Marcelo Adnet imita Ney Matogrosso no “Fantástico”

Marcelo Adnet vive um momento curioso de sua carreira. Tido como uma das maiores revelações do humor nesta década, foi recebido com louros na Globo tão logo deixou a MTV. O tapete vermelho só aumentou as expectativas por parte dos espectadores e da crítica – especializada e de redes sociais. Sua primeira incursão na nova casa, “O Dentista Mascarado” foi pesadamente julgado. Ignorou-se que, a medida que os episódios se desenvolviam, o seriado inovou ao desenvolver um modo próprio de rir si mesmo, chegando ao ponto de rotular-se como fracasso em seu desfecho. Ainda insatisfeitos pelo resultado da série, a parcela “do contra” torceu o nariz também para suas participações no “Fantástico” durante a Copa das Confederações. Fato é: nunca se viu humorista sob tanta pressão e escrutínio em torno de seu trabalho.

Seu novo quadro no dominical resgata alguns do videoclipes mais icônicos dos 40 anos de história do programa e os revisita em tom de sátira. A ideia em si não é nova. Moacyr Franco já comandou no SBT um programa chamado “Concurso de Paródias”, em que os participantes davam novas letras para músicas consagradas. Da mesma maneira, Marcos Mion imitava os filmes dos mais diversos artistas e bandas no “Piores Clipes do Mundo”, na MTV. Isso não significa, no entanto, que a nova empreitada de Adnet no “Fantástico” seja ruim. Pelo contrário. Foi oportuna sua reinvenção de “Homem com H”, de Ney Matogrosso, justamente no momento em que políticos e religiosos fundamentalistas insistem em perseguir os direitos homossexuais. O que pesa sobre o humorista é o fato de que ele era tão livre em sua antiga emissora que parecia apontar novos rumos para a comédia no país. Esperavam que inventassem uma nova roda na Globo. Essa não é sua função. Sua função é fazer rir. E isso ele faz com competência.
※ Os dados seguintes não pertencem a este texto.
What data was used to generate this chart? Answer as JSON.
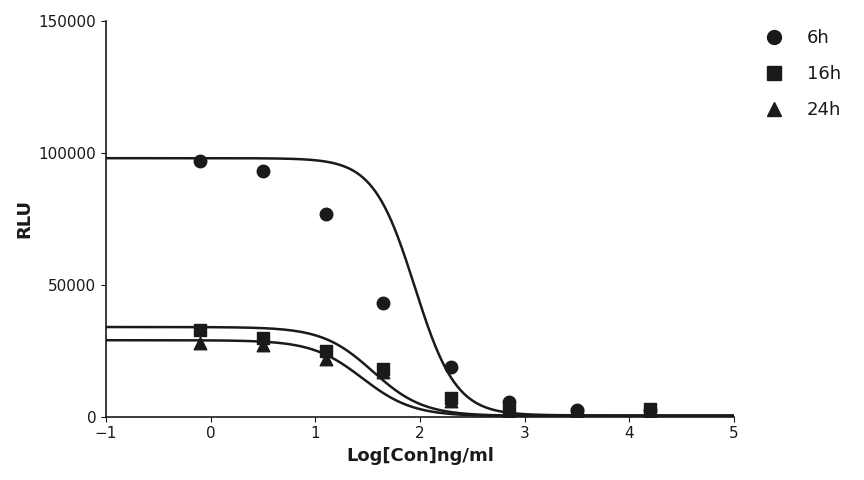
{
  "title": "",
  "xlabel": "Log[Con]ng/ml",
  "ylabel": "RLU",
  "xlim": [
    -1,
    5
  ],
  "ylim": [
    0,
    150000
  ],
  "yticks": [
    0,
    50000,
    100000,
    150000
  ],
  "xticks": [
    -1,
    0,
    1,
    2,
    3,
    4,
    5
  ],
  "series": [
    {
      "label": "6h",
      "marker": "o",
      "color": "#1a1a1a",
      "x_data": [
        -0.1,
        0.5,
        1.1,
        1.65,
        2.3,
        2.85,
        3.5,
        4.2
      ],
      "y_data": [
        97000,
        93000,
        77000,
        43000,
        19000,
        5500,
        2500,
        2500
      ],
      "top": 98000,
      "bottom": 500,
      "log_ec50": 1.95,
      "hill": 2.2
    },
    {
      "label": "16h",
      "marker": "s",
      "color": "#1a1a1a",
      "x_data": [
        -0.1,
        0.5,
        1.1,
        1.65,
        2.3,
        2.85,
        3.5,
        4.2
      ],
      "y_data": [
        33000,
        30000,
        25000,
        18000,
        7000,
        2000,
        1200,
        3000
      ],
      "top": 34000,
      "bottom": 300,
      "log_ec50": 1.55,
      "hill": 1.8
    },
    {
      "label": "24h",
      "marker": "^",
      "color": "#1a1a1a",
      "x_data": [
        -0.1,
        0.5,
        1.1,
        1.65,
        2.3,
        2.85,
        3.5,
        4.2
      ],
      "y_data": [
        28000,
        27000,
        22000,
        17000,
        6000,
        1500,
        800,
        2000
      ],
      "top": 29000,
      "bottom": 200,
      "log_ec50": 1.45,
      "hill": 1.8
    }
  ],
  "figure_bg": "#ffffff",
  "axes_bg": "#ffffff",
  "marker_size": 9,
  "line_width": 1.8,
  "font_color": "#1a1a1a"
}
O quadro do “Fantástico” conta com uma introdução em que a paródia é explicada, além de um esquete com alguma situação cotidiana, para deixar ainda mais claro sobre o que tratará a imitação. Todos cumprem bem seu propósito, embora deva haver menor preocupação em explicar reiteradamente do que em fazer rir. Dito isso, a imitação que Adnet fez de Ney Matogrosso foi divertida e respeitosa. Não pegou os caminhos mais fáceis e de gosto duvidoso. A letra também estava inspirada. E, aos críticos que enxergarem problemas nesta nova brincadeira e sentem saudades dos tempos da MTV, é bom lembrar: Adnet fazia exatamente isso – paródias de músicas – no “15 Minutos” e era considerado genial. Mudou Adnet ou mudou a maneira como ele é visto por estar em outro canal? Perguntar não ofende.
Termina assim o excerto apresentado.